Selon Bill Casey, les officiers lui auraient expliqué que sa présence sur le site patrimonial violait la Loi électorale.

M. Casey, qui est candidat dans la circonscription de Cumberland-Colchester, a raconté qu’il souhaitait visiter le manège militaire d’Amherst la semaine dernière en compagnie d’autres vétérans lorsqu’un porte-parole de l’armée lui a demandé de quitter les lieux puisqu’il était en contravention de la loi et «qu’il le savait».

Le candidat a dit avoir répliqué au porte-parole Mike Bonin pour savoir quels articles il enfreignait, pour ensuite voir M. Bonin préciser qu’il n’était pas question d’une violation de la Loi électorale, mais qu’il avait des directives du Bureau du Conseil privé.

M. Casey — un ancien député conservateur qui a été exclu du caucus par le premier ministre Harper en 2007 — dit qu’il souhaitait braquer les projecteurs sur le piètre état du manège et ainsi augmenter la pression sur Ottawa pour qu’il effectue les travaux promis.

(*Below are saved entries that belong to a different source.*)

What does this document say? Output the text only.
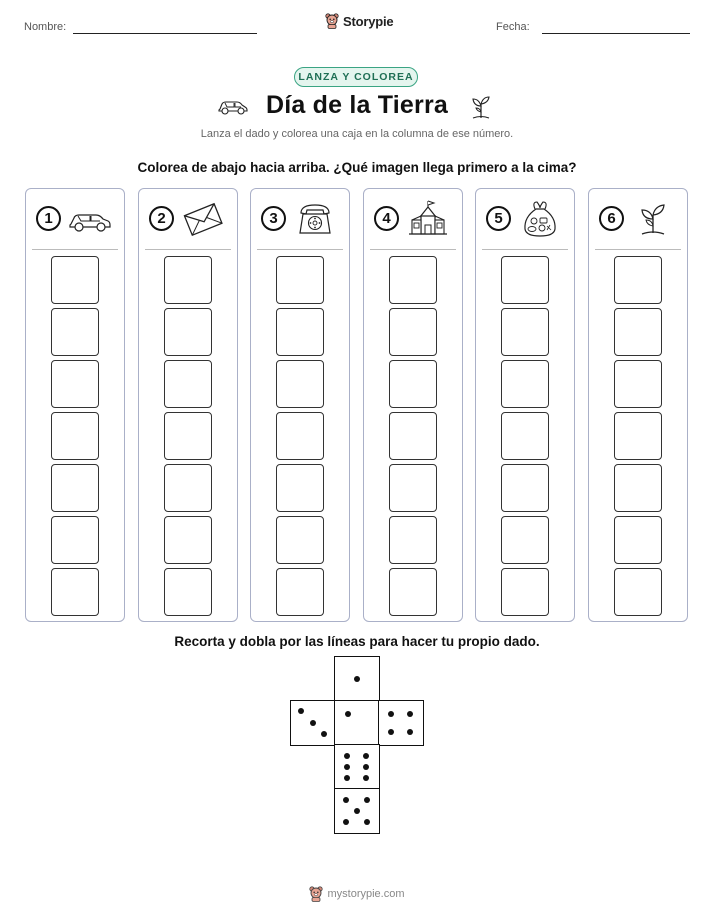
Nombre:	Storypie	Fecha:
LANZA Y COLOREA
Día de la Tierra
Lanza el dado y colorea una caja en la columna de ese número.
Colorea de abajo hacia arriba. ¿Qué imagen llega primero a la cima?
1	2	3	4	5	6
Recorta y dobla por las líneas para hacer tu propio dado.
mystorypie.com
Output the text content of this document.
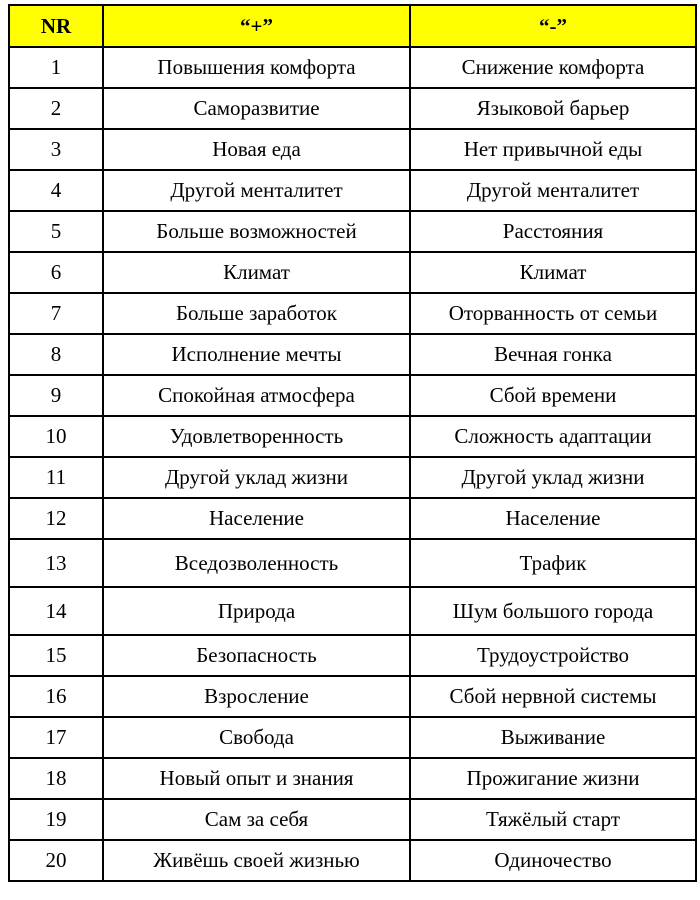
NR	“+”	“-”
1	Повышения комфорта	Снижение комфорта
2	Саморазвитие	Языковой барьер
3	Новая еда	Нет привычной еды
4	Другой менталитет	Другой менталитет
5	Больше возможностей	Расстояния
6	Климат	Климат
7	Больше заработок	Оторванность от семьи
8	Исполнение мечты	Вечная гонка
9	Спокойная атмосфера	Сбой времени
10	Удовлетворенность	Сложность адаптации
11	Другой уклад жизни	Другой уклад жизни
12	Население	Население
13	Вседозволенность	Трафик
14	Природа	Шум большого города
15	Безопасность	Трудоустройство
16	Взросление	Сбой нервной системы
17	Свобода	Выживание
18	Новый опыт и знания	Прожигание жизни
19	Сам за себя	Тяжёлый старт
20	Живёшь своей жизнью	Одиночество
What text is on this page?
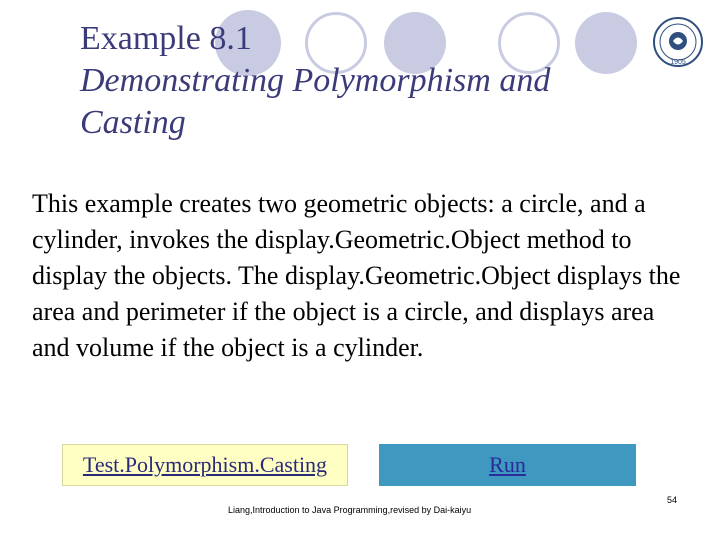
1905
Example 8.1
Demonstrating Polymorphism and
Casting
This example creates two geometric objects: a circle, and a cylinder, invokes the display.Geometric.Object method to display the objects. The display.Geometric.Object displays the area and perimeter if the object is a circle, and displays area and volume if the object is a cylinder.
Test.Polymorphism.Casting	Run
Liang,Introduction to Java Programming,revised by Dai-kaiyu
54
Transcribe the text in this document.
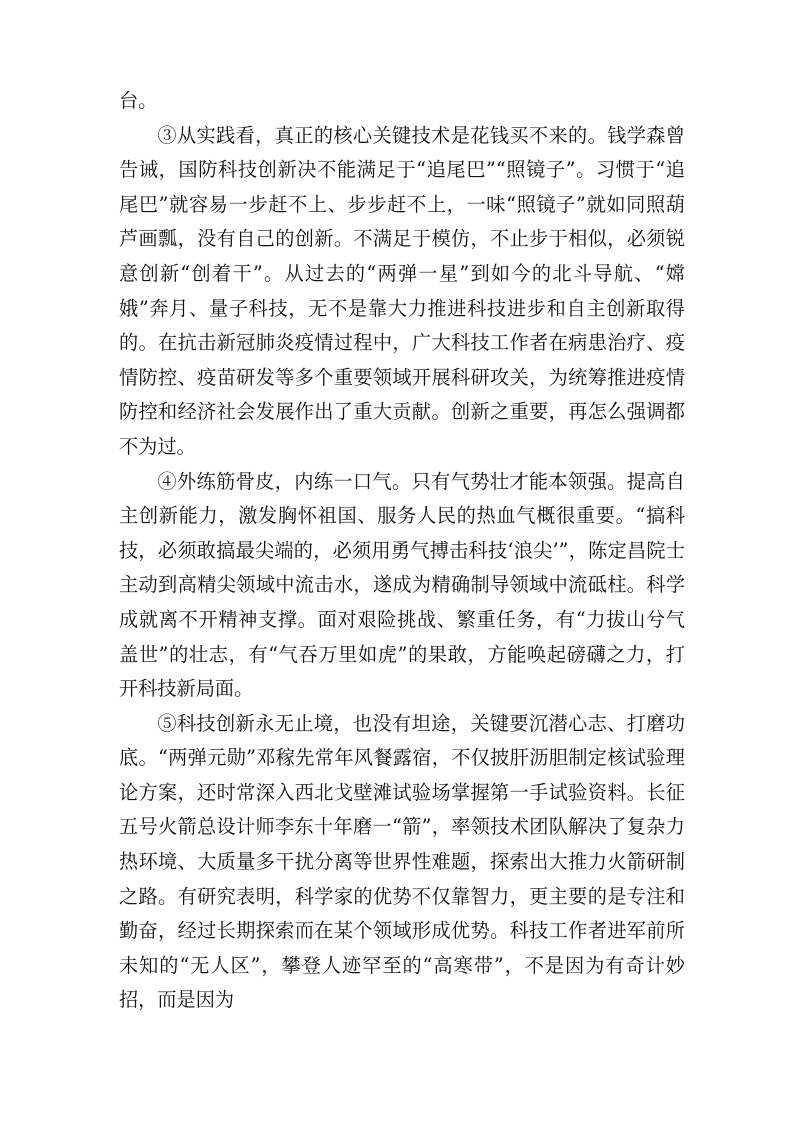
台。

③从实践看，真正的核心关键技术是花钱买不来的。钱学森曾告诫，国防科技创新决不能满足于“追尾巴”“照镜子”。习惯于“追尾巴”就容易一步赶不上、步步赶不上，一味“照镜子”就如同照葫芦画瓢，没有自己的创新。不满足于模仿，不止步于相似，必须锐意创新“创着干”。从过去的“两弹一星”到如今的北斗导航、“嫦娥”奔月、量子科技，无不是靠大力推进科技进步和自主创新取得的。在抗击新冠肺炎疫情过程中，广大科技工作者在病患治疗、疫情防控、疫苗研发等多个重要领域开展科研攻关，为统筹推进疫情防控和经济社会发展作出了重大贡献。创新之重要，再怎么强调都不为过。

④外练筋骨皮，内练一口气。只有气势壮才能本领强。提高自主创新能力，激发胸怀祖国、服务人民的热血气概很重要。“搞科技，必须敢搞最尖端的，必须用勇气搏击科技‘浪尖’”，陈定昌院士主动到高精尖领域中流击水，遂成为精确制导领域中流砥柱。科学成就离不开精神支撑。面对艰险挑战、繁重任务，有“力拔山兮气盖世”的壮志，有“气吞万里如虎”的果敢，方能唤起磅礴之力，打开科技新局面。

⑤科技创新永无止境，也没有坦途，关键要沉潜心志、打磨功底。“两弹元勋”邓稼先常年风餐露宿，不仅披肝沥胆制定核试验理论方案，还时常深入西北戈壁滩试验场掌握第一手试验资料。长征五号火箭总设计师李东十年磨一“箭”，率领技术团队解决了复杂力热环境、大质量多干扰分离等世界性难题，探索出大推力火箭研制之路。有研究表明，科学家的优势不仅靠智力，更主要的是专注和勤奋，经过长期探索而在某个领域形成优势。科技工作者进军前所未知的“无人区”，攀登人迹罕至的“高寒带”，不是因为有奇计妙招，而是因为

M. Bonin a refusé de répondre aux questions de La Presse Canadienne sur l’incident, se bornant à confirmer qu’il avait «été impliqué dans cette affaire», et qu’on lui avait conseillé de ne pas commenter davantage. Il n’a pas voulu dire de quelle source provenaient ces conseils.

Le ministère de la Défense nationale a dit par communiqué que les établissements de la Défense ne devaient pas être utilisés à des fins de campagne électorale puisque le ministère et les Forces armées se devaient d’afficher une neutralité.

Raymond Rivet, directeur des communications pour le Bureau du Conseil privé, a dit par courriel qu’il n’y avait «pas eu de directives de la part du Bureau du Conseil privé concernant l’accès au manège militaire».

M. Casey dit avoir porté plainte auprès du Directeur général des élections et lui avoir demandé d’ouvrir une enquête.

«Je crois qu’ils ne voulaient pas que quiconque prenne des photos de la situation ou rende public (l’état des lieux)», a dit M. Casey.